もうこうなったら、目は覚めないだろうな。
片腕を俺の首にかけて、何とか抱き上げると寝室へ運んだ。
「―― ……よっ、と」
静かに横たわらせて布団を掛けた。ふんわりと、ベッドに身を沈めた碧音さんは何事もなかったように穏やかに眠っているように見える。
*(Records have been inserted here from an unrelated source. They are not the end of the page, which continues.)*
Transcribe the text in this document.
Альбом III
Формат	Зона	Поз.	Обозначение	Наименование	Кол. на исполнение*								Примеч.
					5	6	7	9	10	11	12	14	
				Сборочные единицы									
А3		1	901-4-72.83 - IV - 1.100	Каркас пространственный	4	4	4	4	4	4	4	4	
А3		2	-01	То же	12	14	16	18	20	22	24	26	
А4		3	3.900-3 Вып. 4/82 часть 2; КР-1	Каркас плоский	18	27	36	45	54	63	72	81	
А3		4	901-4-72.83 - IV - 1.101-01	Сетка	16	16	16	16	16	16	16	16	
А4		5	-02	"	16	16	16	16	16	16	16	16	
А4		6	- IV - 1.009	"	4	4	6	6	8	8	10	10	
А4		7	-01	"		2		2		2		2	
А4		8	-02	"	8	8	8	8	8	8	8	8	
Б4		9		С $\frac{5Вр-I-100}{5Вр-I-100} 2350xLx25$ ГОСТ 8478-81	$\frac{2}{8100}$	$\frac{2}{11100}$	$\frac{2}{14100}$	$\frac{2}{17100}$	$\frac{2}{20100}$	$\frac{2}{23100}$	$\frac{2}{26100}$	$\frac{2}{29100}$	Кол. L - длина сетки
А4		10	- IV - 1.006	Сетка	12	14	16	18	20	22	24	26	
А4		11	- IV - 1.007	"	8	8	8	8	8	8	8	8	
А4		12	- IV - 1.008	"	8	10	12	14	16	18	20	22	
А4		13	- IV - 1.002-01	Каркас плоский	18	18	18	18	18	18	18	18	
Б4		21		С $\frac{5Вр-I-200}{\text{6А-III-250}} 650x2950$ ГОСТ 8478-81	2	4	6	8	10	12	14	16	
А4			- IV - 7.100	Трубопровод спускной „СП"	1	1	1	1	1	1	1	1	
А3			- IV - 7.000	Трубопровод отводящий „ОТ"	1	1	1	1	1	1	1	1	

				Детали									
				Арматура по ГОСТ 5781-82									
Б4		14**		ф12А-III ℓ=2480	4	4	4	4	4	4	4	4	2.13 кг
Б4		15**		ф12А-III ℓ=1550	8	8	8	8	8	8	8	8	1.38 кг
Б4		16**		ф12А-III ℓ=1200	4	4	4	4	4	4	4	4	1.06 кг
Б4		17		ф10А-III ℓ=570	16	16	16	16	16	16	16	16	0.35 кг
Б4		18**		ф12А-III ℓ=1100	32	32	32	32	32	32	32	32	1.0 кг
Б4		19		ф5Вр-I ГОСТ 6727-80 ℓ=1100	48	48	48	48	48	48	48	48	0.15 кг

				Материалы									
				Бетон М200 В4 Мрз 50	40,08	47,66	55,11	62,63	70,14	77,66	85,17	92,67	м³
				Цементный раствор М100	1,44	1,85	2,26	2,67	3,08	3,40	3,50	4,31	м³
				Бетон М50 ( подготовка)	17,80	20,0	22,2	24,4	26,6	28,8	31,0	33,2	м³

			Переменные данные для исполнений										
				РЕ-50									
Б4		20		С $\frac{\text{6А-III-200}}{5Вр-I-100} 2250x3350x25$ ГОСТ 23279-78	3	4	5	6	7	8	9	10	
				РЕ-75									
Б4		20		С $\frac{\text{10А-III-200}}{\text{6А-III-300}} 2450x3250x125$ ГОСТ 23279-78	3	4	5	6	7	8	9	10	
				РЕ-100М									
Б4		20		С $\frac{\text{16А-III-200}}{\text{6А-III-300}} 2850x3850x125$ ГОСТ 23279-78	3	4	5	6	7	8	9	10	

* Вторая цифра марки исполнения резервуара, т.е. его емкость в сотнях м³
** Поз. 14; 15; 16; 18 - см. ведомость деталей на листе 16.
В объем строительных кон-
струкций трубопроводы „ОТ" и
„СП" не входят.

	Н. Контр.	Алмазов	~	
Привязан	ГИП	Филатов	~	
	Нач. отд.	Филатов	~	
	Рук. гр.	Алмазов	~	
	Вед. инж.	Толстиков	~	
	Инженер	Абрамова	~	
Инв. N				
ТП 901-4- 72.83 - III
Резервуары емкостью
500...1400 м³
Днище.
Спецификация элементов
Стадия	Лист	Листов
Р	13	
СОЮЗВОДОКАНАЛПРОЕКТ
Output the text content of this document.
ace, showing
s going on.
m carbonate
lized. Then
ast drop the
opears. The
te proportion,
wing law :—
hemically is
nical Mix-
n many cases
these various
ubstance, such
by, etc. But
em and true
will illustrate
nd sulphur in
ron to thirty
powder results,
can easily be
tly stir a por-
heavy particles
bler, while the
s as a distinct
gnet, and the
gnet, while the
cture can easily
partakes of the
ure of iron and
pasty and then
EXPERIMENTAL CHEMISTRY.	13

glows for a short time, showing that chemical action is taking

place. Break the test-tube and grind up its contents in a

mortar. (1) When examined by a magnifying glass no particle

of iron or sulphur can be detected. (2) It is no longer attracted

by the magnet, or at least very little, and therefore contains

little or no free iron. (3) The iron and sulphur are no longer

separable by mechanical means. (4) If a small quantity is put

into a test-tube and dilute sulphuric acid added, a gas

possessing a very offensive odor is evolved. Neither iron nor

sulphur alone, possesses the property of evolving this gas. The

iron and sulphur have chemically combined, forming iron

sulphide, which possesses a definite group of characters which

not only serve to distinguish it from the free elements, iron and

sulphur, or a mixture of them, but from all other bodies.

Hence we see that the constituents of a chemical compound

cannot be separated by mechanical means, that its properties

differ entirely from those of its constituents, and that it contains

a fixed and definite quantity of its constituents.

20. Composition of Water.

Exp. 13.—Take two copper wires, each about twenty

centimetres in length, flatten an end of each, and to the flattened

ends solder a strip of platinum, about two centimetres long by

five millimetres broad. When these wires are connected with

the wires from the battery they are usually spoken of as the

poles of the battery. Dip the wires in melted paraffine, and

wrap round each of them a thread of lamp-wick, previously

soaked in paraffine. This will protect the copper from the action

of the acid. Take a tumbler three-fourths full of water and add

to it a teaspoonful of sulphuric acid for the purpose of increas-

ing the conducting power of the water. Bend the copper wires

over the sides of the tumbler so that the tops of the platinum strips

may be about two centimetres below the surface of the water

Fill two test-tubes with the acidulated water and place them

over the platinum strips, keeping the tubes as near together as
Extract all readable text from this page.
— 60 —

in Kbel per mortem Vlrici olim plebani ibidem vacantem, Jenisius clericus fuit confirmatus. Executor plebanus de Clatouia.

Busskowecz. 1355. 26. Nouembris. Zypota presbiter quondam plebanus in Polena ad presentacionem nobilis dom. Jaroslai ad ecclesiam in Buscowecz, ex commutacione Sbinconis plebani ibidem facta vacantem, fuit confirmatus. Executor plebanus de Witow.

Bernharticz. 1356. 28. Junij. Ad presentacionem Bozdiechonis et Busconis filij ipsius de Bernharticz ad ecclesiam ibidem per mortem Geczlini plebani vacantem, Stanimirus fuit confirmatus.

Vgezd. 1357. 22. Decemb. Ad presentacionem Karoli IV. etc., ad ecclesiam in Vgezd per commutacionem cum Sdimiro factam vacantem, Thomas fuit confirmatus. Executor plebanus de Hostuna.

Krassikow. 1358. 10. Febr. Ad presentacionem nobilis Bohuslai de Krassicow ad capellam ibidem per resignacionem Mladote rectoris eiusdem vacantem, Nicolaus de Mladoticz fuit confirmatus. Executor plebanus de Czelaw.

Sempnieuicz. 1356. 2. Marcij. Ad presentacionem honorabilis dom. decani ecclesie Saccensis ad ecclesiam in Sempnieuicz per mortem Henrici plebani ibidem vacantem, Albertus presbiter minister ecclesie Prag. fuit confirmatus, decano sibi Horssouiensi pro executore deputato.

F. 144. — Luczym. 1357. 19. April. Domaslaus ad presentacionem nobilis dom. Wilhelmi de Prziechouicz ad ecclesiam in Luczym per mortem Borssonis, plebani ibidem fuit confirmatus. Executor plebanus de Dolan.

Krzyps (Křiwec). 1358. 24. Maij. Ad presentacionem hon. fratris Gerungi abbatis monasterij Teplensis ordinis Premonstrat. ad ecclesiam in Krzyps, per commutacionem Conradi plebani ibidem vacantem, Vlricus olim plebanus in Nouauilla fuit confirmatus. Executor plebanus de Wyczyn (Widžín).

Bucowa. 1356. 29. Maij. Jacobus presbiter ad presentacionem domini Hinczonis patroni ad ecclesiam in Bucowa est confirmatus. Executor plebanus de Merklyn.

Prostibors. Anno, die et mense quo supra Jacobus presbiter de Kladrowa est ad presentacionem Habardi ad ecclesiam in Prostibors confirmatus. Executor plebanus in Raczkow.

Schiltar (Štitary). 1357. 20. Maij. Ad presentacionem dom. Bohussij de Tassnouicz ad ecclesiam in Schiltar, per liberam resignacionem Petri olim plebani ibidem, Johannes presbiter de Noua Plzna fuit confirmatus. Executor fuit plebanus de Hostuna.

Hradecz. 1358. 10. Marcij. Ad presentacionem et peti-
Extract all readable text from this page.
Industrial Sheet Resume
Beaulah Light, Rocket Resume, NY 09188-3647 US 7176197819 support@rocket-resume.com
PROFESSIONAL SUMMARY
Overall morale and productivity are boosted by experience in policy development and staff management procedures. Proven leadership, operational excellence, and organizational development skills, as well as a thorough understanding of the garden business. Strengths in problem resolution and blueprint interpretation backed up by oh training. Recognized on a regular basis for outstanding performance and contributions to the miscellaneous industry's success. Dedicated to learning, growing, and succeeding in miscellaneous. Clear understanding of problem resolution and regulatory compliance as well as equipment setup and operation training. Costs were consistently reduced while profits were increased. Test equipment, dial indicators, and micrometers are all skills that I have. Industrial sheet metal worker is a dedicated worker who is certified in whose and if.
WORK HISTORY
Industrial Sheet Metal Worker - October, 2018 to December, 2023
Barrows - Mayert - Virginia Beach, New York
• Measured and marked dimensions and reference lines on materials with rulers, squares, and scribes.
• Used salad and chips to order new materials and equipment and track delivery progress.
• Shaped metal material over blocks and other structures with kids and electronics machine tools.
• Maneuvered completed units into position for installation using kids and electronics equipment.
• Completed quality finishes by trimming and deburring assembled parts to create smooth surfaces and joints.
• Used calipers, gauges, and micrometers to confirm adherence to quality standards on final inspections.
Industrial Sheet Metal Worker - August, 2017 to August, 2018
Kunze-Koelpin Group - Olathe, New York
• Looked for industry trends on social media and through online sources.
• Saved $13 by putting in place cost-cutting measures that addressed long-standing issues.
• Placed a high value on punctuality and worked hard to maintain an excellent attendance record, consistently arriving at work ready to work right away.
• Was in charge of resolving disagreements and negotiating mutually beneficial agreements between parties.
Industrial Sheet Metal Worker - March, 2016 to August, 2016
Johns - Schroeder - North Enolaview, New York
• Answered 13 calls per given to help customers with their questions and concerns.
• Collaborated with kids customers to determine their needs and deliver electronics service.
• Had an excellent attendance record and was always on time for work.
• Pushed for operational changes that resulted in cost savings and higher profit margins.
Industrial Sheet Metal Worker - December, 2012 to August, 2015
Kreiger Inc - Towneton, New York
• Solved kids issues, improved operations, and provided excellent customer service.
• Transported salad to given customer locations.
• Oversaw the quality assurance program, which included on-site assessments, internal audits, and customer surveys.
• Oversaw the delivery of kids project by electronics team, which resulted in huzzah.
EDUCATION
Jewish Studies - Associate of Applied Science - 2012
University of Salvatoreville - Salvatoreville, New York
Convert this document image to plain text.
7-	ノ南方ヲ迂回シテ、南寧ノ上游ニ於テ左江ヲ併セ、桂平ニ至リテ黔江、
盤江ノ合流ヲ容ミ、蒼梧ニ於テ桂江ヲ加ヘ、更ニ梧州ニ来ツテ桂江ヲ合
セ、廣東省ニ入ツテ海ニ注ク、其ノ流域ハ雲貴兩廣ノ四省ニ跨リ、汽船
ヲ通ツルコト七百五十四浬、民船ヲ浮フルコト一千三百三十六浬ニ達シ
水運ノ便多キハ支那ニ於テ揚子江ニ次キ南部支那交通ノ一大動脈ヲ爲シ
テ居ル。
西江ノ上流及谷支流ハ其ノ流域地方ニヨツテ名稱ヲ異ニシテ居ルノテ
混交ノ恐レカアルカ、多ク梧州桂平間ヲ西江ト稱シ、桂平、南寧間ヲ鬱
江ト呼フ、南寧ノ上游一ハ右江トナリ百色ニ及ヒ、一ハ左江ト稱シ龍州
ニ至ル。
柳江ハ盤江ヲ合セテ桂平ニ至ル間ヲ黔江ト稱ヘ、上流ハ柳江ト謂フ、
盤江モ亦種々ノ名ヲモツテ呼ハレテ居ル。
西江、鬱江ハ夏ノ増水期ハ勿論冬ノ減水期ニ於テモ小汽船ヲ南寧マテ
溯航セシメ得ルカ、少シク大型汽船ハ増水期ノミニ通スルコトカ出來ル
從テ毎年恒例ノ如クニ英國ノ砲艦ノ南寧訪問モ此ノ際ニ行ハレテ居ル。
それなのに小さく寝返りを打ったあとは、普段刻まれることのない眉間に深く皺が入り、唇が動いている。
どうやら、何かいってるようだ。
目を覚まさないようにそっと耳を近づけて、息をひそめた。
「……さ、い。ごめ…ん……」
―― ……まだ、謝ってるのか?
はは…… ――
「もう、分かった。良いよ、怒ってない」
長い髪を、脇に流すと眉間に寄ったしわが緩んだように見えた。
碧音さんはこんなに、真っ直ぐなのに……
いつだって、きっと……
ただ、それだけなのに、あいつは
『受身だけの女なんて退屈だったんだ』
―― ……そんなことない
『でも、従順で素直だったし、扱いやすかった。他に、なんて考えるようには見えなかったのに、こんなに簡単に乗り換えるなんて……』
―― ……そんなんじゃない。
『僕の想像以上に尻の軽い遊び上手な女だったんだね』
―― ……違うっ!! 訂正しろっ!!
思った瞬間、殴ってた。
今も、思い出しただけで、腸をえぐられるように痛む。痛くて、痛くて、違うと否定し吐き出した台詞を訂正させるよりも早く手が出てしまっていた。
俺にだって、分からない。
俺のことじゃないのに、どうして自分が切れたのか……。
ただ、耐えられなかった。
耐えられなかったんだ。
俺はきゅっと下唇を噛み締めその痛みにただ静かに堪えた。碧音さんの痛みを何も知らないくせに……あんな、クズ……。